Anders als bisher gedacht: Die Dynamik von Pluripotenz-Transkriptionsfaktoren

Nanog (Tír na nÓg, „Land der ewigen Jugend“) ist ein Transkriptionsfaktor, der in die Steuerung der Selbsterneuerung von Stammzellen involviert ist. Bisherige Modelle platzierten Nanog zentral im Regulationswerk von pluripotenten*, embryonalen Stammzellen. Die Arbeitsgruppe um Prof. Dr. Fabian Theis, Leiter des Institute of Computational Biology (ICB) am Helmholtz Zentrum München, hat in einem gemeinsamen Forschungsprojekt zusammen mit ehemaligen Kollegen der Research Unit Stem Cell Dynamics, der Gruppe um Prof. Dr. Timm Schroeder, nun am Department of Biosystems Science and Engineering der ETH Zürich in Basel, eine akkurate Quantifizierung und Analyse von Proteinexpressionen über mehrere Generationen durchgeführt und dabei die Dynamik verschiedener Transkriptionsfaktoren untersucht. Als Basis dienten embryonale Mausstammzellen, in denen das Nanog Protein mit einem fluoreszierenden Protein markiert ist.

„In unserem Versuchsansatz konnten wir zwei verschiedene Arten von Kolonien identifizieren“, berichtet Theis. „Während eine davon Nanog in einem Mosaikmuster reexprimierte, wurde bei der anderen über Generationen kein Nanog exprimiert“. Erstaunlich war dabei, dass beide Kolonien Pluripotenzmarker exprimierten. „Das war so nicht zu erwarten, da Nanog bis jetzt eine entscheidende Rolle bei der Regulation pluripotenter, embryonaler Stammzellen zugewiesen worden ist“, ergänzt Schroeder.

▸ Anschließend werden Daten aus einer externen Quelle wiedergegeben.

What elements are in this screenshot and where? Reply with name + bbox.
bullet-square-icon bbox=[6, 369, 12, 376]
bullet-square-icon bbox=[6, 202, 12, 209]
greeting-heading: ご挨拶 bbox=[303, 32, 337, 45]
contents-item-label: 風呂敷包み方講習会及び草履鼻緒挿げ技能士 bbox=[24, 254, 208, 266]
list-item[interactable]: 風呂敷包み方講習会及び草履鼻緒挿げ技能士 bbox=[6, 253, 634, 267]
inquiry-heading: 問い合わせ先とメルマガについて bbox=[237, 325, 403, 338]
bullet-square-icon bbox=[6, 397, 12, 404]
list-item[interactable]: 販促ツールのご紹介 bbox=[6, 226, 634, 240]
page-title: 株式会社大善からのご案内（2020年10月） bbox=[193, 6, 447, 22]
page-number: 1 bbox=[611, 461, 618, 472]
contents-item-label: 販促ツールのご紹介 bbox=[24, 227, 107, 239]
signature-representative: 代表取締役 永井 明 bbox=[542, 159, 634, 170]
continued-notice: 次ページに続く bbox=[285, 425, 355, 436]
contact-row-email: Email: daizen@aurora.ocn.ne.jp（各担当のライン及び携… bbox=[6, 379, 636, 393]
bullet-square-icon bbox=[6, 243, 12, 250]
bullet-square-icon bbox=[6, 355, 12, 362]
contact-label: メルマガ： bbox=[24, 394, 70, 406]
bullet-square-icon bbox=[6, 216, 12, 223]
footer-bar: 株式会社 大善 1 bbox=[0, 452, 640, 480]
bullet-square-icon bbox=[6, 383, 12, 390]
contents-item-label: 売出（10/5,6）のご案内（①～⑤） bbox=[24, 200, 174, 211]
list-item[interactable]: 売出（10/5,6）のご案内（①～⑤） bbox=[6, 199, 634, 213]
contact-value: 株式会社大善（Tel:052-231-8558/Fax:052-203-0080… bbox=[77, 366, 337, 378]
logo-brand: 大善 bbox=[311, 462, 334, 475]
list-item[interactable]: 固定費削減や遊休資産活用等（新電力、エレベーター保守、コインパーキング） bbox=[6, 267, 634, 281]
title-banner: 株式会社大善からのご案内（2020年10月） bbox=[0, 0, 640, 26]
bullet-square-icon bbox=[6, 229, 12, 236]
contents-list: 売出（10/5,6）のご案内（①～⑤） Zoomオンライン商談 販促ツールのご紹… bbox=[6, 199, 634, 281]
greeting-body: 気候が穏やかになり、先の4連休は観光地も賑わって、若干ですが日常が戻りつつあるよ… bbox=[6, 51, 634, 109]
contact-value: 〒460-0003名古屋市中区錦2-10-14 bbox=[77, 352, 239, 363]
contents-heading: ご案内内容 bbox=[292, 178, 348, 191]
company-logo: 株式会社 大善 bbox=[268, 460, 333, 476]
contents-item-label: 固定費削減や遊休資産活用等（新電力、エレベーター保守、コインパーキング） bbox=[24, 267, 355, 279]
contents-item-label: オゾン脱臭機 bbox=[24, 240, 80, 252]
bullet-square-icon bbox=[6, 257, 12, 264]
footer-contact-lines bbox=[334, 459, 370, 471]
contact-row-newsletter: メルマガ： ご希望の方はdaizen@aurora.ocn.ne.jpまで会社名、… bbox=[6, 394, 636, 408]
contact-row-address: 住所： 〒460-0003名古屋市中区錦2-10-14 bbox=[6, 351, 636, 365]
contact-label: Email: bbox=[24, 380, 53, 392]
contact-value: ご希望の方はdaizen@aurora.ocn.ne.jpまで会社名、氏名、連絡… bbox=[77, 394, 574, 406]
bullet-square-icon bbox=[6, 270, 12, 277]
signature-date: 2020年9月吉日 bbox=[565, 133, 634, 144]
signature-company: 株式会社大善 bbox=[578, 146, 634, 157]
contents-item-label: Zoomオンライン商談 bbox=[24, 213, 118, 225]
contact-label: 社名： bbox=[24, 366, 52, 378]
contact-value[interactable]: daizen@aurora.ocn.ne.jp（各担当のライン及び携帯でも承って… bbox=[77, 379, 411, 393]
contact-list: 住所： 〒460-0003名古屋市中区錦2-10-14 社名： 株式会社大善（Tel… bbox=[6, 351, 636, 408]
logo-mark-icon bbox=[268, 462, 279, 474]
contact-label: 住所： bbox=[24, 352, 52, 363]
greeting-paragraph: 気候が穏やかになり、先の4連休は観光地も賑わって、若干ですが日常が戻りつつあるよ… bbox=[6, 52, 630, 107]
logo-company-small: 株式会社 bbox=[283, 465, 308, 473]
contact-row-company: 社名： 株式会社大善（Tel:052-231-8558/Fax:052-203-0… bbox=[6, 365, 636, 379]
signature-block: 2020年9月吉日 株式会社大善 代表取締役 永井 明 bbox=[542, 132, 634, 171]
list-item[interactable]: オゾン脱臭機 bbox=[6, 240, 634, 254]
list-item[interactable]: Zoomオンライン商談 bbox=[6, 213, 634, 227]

„Die entwickelten Methoden lassen sich auch auf andere Faktoren und Zellen anwenden“, fügt Carsten Marr, ICB, hinzu. „Wir werden die erzeugte Datenressource für weitere modellbasierte Analysen der Regulation von Nanog-Proteinexpressionen verwenden.“

Die Erkenntnisse der Arbeit sind wichtig für das Verständnis von Proteindynamik und die Kontrolle von Zellzuständen, beispielsweise bei der gezielten Reprogrammierung von Zellen. So wird das bisherige Bild eines sich gegenseitig stark regulierenden Pluripotenz Kern-Netzwerks der Faktoren Nanog, Oct4, und Sox2 widerlegt. Diesen Aspekt wollen die Wissenschaftler künftig weiter untersuchen.

Weitere Informationen

Hintergrund:
* Als Pluripotenz beschreibt man die Eigenschaft von Stammzellen, sich in nahezu alle andere Zelltypen entwickeln zu können.

Original-Publikation:
Filipczyk et al. Network plasticity of pluripotency transcription factors in embryonic stem cells- Nature Cell Biology, 2015, 10.1038/ncb3237 DOI: 10.1038/ncb3237

Das Helmholtz Zentrum München verfolgt als Deutsches Forschungszentrum für Gesundheit und Umwelt das Ziel, personalisierte Medizin für die Diagnose, Therapie und Prävention weit verbreiteter Volkskrankheiten wie Diabetes mellitus und Lungenerkrankungen zu entwickeln. Dafür untersucht es das Zusammenwirken von Genetik, Umweltfaktoren und Lebensstil. Der Hauptsitz des Zentrums liegt in Neuherberg im Norden Münchens. Das Helmholtz Zentrum München beschäftigt rund 2.200 Mitarbeiter und ist Mitglied der Helmholtz-Gemeinschaft, der 18 naturwissenschaftlich-technische und medizinisch-biologische Forschungszentren mit rund 34.000 Beschäftigten angehören. Das Helmholtz Zentrum München ist Partner im Deutschen Zentrum für Diabetesforschung e.V.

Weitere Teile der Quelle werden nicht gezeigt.